Tuesday, February 09, 2010

On university strategy or: A tale of two plans

Strategy is one of those words that gets bandied around a lot and means so many different things to so many different people that I sometimes wonder whether it should be gracefully retired like an old pair of shoes past their prime. Sadly its unlikely to happen and every organization & its constituent units seems obliged to come up with a strategic plan periodically. After all, how could any serious organization not have a plan?
The problem is what these plans look like and what they translate to in practice. I think many academics are deeply cynical about such plans but then we're a pretty cynical bunch and most of us have never had to run a big organisation or justify our existence or our funding to stakeholders. To be clear, I am not averse to a bit of strategic planning myself & am one of the contributors to my own school's plan.
So I had a look at the plan for the University of Kentucky ("UK" where I am currently on sabbatical) and compared it with UCD's (links below). I have to say I thought UK's was significantly better for one simple reason: it could fail and we would know it. By that I mean, if you look at UCD's it has lots of fine sounding objectives. Nothing unusual there: they all do. But the "key actions" are equally vague, a seemingly endless repetition of "develop", "design", "refocus", "strengthen", "identify", "promote", "enhance". There is no way of knowing whether the institution has succeeded in achieving these aims. Cynics will have a field day- or a coronary- reading it.
Contrast that with UK's: along with a set of five goals, there are a slew of metrics. That is there are clear numerical targets under different headings e.g.:

Metric 1-2. Reduce the undergraduate student-to-faculty ratio to 17 to 1.

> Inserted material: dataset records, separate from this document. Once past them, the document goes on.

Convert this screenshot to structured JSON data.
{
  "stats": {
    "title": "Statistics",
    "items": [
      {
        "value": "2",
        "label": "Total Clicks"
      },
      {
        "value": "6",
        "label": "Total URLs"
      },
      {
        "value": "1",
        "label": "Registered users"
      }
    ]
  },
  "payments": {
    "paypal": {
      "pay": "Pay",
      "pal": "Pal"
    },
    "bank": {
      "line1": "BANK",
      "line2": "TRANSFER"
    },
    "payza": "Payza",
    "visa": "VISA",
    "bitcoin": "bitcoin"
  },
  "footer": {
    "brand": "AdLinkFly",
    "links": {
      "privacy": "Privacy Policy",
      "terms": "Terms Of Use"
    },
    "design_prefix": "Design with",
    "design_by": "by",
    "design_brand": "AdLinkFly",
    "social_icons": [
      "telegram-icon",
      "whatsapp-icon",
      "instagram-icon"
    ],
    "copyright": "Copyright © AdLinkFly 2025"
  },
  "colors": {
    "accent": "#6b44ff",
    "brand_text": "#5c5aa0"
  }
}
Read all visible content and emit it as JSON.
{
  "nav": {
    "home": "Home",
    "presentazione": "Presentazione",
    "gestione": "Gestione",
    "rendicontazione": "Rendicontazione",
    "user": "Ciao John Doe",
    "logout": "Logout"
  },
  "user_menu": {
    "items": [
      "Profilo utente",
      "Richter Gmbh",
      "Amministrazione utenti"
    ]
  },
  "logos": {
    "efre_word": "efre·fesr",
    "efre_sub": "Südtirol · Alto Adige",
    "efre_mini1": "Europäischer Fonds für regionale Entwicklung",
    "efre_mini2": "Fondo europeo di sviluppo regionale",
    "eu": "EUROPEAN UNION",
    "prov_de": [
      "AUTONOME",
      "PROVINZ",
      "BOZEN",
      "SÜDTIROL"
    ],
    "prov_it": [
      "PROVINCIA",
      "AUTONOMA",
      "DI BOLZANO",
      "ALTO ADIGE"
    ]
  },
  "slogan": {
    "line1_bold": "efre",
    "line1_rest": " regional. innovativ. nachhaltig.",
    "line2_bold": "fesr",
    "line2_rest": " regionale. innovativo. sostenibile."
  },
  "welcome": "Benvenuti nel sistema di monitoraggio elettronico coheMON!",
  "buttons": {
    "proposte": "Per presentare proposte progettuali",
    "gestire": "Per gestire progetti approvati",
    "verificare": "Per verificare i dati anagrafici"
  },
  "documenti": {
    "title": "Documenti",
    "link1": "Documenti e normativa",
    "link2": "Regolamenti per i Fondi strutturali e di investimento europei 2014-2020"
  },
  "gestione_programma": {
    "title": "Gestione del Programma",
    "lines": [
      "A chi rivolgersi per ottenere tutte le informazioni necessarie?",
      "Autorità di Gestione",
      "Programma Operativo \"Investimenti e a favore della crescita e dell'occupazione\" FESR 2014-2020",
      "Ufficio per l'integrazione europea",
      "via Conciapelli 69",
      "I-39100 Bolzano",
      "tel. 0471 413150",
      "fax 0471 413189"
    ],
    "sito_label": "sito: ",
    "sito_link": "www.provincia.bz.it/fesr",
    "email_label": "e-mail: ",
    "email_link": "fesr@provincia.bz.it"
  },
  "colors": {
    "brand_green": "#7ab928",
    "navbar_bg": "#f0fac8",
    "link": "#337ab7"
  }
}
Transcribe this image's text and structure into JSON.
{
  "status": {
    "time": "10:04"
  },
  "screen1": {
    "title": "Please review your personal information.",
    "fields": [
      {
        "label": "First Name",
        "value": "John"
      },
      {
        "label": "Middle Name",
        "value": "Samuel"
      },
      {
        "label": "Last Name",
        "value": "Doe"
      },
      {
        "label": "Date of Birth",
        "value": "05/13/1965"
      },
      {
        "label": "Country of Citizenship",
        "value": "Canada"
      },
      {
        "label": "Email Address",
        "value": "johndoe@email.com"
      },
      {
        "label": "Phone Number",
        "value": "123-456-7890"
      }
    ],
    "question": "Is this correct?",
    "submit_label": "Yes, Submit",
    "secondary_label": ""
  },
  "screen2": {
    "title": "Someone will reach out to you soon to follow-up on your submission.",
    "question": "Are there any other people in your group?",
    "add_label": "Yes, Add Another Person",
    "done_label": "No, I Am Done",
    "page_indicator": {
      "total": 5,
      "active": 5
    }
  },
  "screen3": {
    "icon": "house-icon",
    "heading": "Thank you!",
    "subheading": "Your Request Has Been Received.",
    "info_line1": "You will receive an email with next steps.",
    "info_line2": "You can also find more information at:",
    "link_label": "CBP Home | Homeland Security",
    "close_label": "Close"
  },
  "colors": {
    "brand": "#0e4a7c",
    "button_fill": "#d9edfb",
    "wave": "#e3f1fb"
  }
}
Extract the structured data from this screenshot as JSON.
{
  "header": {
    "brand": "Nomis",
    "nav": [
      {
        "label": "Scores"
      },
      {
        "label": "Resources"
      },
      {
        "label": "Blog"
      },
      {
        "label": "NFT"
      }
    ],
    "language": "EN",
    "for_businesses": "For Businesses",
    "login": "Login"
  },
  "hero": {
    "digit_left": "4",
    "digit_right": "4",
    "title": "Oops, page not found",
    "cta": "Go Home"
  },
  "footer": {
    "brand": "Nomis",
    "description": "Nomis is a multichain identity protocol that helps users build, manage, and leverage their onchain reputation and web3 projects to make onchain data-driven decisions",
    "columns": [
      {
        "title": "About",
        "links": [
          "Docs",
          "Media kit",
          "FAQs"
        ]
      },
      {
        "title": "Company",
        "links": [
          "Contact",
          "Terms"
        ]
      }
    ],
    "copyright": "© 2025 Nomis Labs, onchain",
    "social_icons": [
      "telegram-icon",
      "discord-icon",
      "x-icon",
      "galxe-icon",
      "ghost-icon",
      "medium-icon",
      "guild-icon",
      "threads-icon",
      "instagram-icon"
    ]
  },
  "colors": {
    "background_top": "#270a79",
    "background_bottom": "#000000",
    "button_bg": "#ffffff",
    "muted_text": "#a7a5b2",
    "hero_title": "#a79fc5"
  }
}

Metric 1-3. Increase the first-to-second year retention rate to 85 percent.

Metric 2-2. Increase the five-year total for journal publications to 10,000.

Metric 3-4. Increase the percent of staff at the appropriate point between the minimum and mid-point of the pay grade, based on performance and years of experience, to 90 percent.

I am not saying the UK plan is necessarily better in terms of ambition or practicality and I have no idea whether it is more likely to be achieved than UCD's (which I don't think is atypical by Irish standards). I am saying that it is a far far better thing to have a plan with precise targets so everyone knows whatever it has been achieved or not.

http://www.uky.edu/Provost/strategic_planning/plan.htm

http://www.ucd.ie/t4cms/ucd_strategic_plan%20web.pdf

5 comments:

Anonymous said...
This comment has been removed by a blog administrator.
Kevin Denny said...
This comment has been removed by the author.
Anonymous said...
This comment has been removed by a blog administrator.
Liam Delaney said...

I wouldn't single out our own institution. There were some pretty measurable objectives such as reducing number of schools, increasing number of PhD students, increasing research funding and so on.

It is an interesting one for a university how it employs such plans. The underlying ethos of a university is to promote knowledge and thus science-based evaluations and falsifiable hypotheses should be at the heart of university strategy such as it is. Yet most universities tend to move in the direction of fairly qualitative consultancy reports that feed into loose strategic plans. As you say, the politics of such contexts are clearly conducive to plans that have a broad range of interpretations in terms of outcomes.

Kevin Denny said...

There may be some measurable objectives in UCD's plans but from what I can see they are the exception whereas they are the norm in UK. As I indicated, I don't think UCD is unusual.
I don't think management should see quantitative objectives as a threat or as unduly onerous: if you are good and you achieve the objectives then you have something to point to.